Contact Us

eDiscovery and Litigation Support

Current Articles | RSS Feed RSS Feed

Turning Data into Actionable Information

  
  
  

Let's talk about a couple of concepts around making storage infrastructure more cost effective and extending the concept of cost effective storage into a "data management lifestyle", where you can turn data into actionable information. The topics may not seem related, but they are actually closely connected.

The first concept is simple and involves storage inventory and reclamation. In our travels, we run into a significant number of people who tell us, "I don't know what I have"; "I don't know where certain types of documents reside"; and "I don't know the value or the risk associated with the information that I am storing". Getting out ahead of this problem has been a tricky, if not an impossible exercise in the past. 

Presently, a number of customers are using our technology to take inventory of what is stored in their infrastructure. Once they know what they have, they can decide if it is worth keeping or if it is safe to discard. This sounds like a straight-forward task, but being able to do this when you're dealing with large collections of data is very complicated and hasn't been possible with traditional search engine solutions. Here are some reasons why:

1.The data inventory problem is a very large one, because many organizations are dealing with terabytes or petabytes of data. Traditional products are not built to handle enough information to make data inventory a tractable task (in terms of the human effort required to manage and administer the process). Search engines, for example, build a single index of this information, but when it gets to a certain size, it becomes intractable to manage--because search is not designed to manage the amount of data found in most enterprises.

2.The task is not just about indexing all of the data. It is about enabling search, grouping according to content, and comparison to other content--for documents, spreadsheets, PDFs, email, and instant messages (IMs). Doing this allows you to see the information context and place a value on the information. Digital Reef does just that, on a very large scale--even if you didn't know what data you had to begin with. This is a first and it is very necessary, because the old approach (keyword roulette) doesn't work when you have 100 terabytes of data and it changes every day.

3.Enterprises need much more than a file count. Context identification is critical. It goes way beyond a file count and/or keyword search capability. It actually helps you understand what is in your data collections. In other words, you get an "enterprise topology", so you know what you and everyone else in the organization has generated or downloaded and put into your content stores. Context identification and analysis functionality is also a Digital Reef first.

4.Other approaches use too much manual effort and require too much apriori knowledge of the data stores. Digital Reef automates the process, so that an operator can see the data they have and take action on it.

5.Large amounts of data need to be managed in place. The Digital Reef platform is the first (that we know of) to manage data in place. You don't move the data to manage it. It enables one operator to move and convert data from one area of storage to another and one file format to another, if need be. With Digital Reef, this is a largely automated process.

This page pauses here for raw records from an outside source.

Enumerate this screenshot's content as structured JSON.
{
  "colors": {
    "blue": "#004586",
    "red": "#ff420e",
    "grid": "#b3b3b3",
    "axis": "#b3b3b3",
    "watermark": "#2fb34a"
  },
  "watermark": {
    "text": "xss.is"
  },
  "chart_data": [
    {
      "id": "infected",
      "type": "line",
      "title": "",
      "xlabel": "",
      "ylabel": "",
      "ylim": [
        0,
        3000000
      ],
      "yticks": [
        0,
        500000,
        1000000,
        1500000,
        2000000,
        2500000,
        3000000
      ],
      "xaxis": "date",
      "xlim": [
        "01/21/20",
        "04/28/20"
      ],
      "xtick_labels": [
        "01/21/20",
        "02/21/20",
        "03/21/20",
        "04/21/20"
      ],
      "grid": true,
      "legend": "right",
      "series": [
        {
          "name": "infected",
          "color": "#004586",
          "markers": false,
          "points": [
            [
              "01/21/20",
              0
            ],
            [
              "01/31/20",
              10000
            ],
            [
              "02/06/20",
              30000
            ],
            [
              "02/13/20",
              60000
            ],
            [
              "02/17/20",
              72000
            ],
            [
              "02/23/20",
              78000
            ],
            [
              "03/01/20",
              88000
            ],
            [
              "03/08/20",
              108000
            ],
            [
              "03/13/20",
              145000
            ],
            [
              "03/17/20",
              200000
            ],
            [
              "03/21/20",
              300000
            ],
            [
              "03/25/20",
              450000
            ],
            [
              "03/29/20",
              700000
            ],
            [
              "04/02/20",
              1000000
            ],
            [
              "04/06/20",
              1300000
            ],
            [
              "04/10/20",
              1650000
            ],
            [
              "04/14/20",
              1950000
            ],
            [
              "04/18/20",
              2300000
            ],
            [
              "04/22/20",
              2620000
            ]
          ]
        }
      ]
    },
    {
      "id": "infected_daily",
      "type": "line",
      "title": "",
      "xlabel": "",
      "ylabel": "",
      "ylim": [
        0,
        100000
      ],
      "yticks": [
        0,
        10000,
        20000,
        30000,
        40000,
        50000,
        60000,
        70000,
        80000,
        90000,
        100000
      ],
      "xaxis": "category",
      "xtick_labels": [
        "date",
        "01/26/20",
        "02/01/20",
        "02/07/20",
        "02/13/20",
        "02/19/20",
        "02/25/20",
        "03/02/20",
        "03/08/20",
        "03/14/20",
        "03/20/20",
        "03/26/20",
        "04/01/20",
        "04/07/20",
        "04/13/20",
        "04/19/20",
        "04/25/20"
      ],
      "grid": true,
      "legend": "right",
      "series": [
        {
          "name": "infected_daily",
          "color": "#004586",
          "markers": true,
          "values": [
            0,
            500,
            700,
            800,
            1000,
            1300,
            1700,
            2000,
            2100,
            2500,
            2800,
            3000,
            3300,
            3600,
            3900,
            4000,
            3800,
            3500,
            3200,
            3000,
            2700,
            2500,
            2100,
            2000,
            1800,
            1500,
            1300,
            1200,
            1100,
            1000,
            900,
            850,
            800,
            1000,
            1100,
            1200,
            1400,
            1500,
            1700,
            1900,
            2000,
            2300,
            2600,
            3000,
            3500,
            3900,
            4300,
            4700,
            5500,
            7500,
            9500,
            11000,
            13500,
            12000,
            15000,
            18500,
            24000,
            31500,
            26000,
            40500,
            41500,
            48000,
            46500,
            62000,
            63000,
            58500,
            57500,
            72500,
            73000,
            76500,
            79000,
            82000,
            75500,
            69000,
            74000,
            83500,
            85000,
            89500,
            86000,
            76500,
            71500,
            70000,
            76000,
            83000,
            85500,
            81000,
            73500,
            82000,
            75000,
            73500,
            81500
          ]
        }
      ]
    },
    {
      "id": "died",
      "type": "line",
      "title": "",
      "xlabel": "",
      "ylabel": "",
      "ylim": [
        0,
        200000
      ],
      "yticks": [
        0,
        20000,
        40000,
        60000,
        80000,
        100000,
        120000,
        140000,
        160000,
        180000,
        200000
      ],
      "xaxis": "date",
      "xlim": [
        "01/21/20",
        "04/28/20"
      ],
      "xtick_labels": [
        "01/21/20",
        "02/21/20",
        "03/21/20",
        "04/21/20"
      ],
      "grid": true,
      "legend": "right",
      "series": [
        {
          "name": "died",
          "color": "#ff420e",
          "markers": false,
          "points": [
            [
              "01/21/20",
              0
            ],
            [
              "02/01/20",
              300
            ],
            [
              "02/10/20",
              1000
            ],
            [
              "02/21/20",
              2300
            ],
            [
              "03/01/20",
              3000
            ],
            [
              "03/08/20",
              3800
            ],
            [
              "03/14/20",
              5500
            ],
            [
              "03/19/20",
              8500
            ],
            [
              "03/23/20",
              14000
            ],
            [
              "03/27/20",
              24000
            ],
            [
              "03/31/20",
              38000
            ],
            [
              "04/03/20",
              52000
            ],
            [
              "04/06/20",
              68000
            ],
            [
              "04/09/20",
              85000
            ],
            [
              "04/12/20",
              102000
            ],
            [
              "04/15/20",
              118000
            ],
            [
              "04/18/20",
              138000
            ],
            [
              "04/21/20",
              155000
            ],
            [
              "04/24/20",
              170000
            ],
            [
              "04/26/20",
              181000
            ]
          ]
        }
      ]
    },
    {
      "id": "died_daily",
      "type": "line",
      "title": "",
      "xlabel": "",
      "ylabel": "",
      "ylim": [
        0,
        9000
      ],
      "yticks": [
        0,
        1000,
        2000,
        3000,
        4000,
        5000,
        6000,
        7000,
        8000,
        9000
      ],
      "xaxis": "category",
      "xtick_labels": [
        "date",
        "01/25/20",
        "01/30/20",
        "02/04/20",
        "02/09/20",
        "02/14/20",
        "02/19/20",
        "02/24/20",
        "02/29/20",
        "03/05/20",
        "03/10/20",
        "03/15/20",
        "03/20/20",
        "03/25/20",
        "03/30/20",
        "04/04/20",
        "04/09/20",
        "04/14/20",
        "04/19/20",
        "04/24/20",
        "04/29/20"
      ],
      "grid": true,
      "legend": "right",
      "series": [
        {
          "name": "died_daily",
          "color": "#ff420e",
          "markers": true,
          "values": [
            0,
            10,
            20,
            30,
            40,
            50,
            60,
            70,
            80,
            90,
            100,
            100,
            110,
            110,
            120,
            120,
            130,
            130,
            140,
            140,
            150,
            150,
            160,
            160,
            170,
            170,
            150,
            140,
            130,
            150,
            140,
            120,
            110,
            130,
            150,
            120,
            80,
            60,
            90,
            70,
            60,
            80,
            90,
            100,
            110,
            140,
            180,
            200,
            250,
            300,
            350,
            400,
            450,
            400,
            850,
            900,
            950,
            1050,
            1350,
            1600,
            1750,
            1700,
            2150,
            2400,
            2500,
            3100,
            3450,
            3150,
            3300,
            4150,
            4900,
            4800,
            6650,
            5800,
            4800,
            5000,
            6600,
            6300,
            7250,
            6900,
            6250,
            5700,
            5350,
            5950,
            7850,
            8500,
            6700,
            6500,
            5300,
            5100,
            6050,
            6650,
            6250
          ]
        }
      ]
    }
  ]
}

The benefits of having this type of inventory and actionable window into data stores include the ability to save storage space and the administrative overhead of managing storage that houses unnecessary data. You can also identify and de-duplicate or delete unnecessary data. By knowing what data categories exist, you can find documents quickly, see other documents that are most like them (context), and make use of information that would have been hard to find using keyword search. This means that responding to electronic discovery requests becomes much less expensive--because one person can find all documents that may be responsive to a case from one location. You don't have to index multiple sub-divisions of the content store. You can convert the data into a form that is "consumable" by a legal review platform. This had been a manual process in the past, but today, it can be automated.

So there is huge ROI to having a scalable system that can inventory data, make it categorically available, and then give one operator the capability to de-duplicate, move, and otherwise work with it. This is what I refer to as "turning data into information"--providing the capabilities for understanding and controlling data in a way that allows you to use it for the maximum benefit of the organization. This is what turns data into true information assets.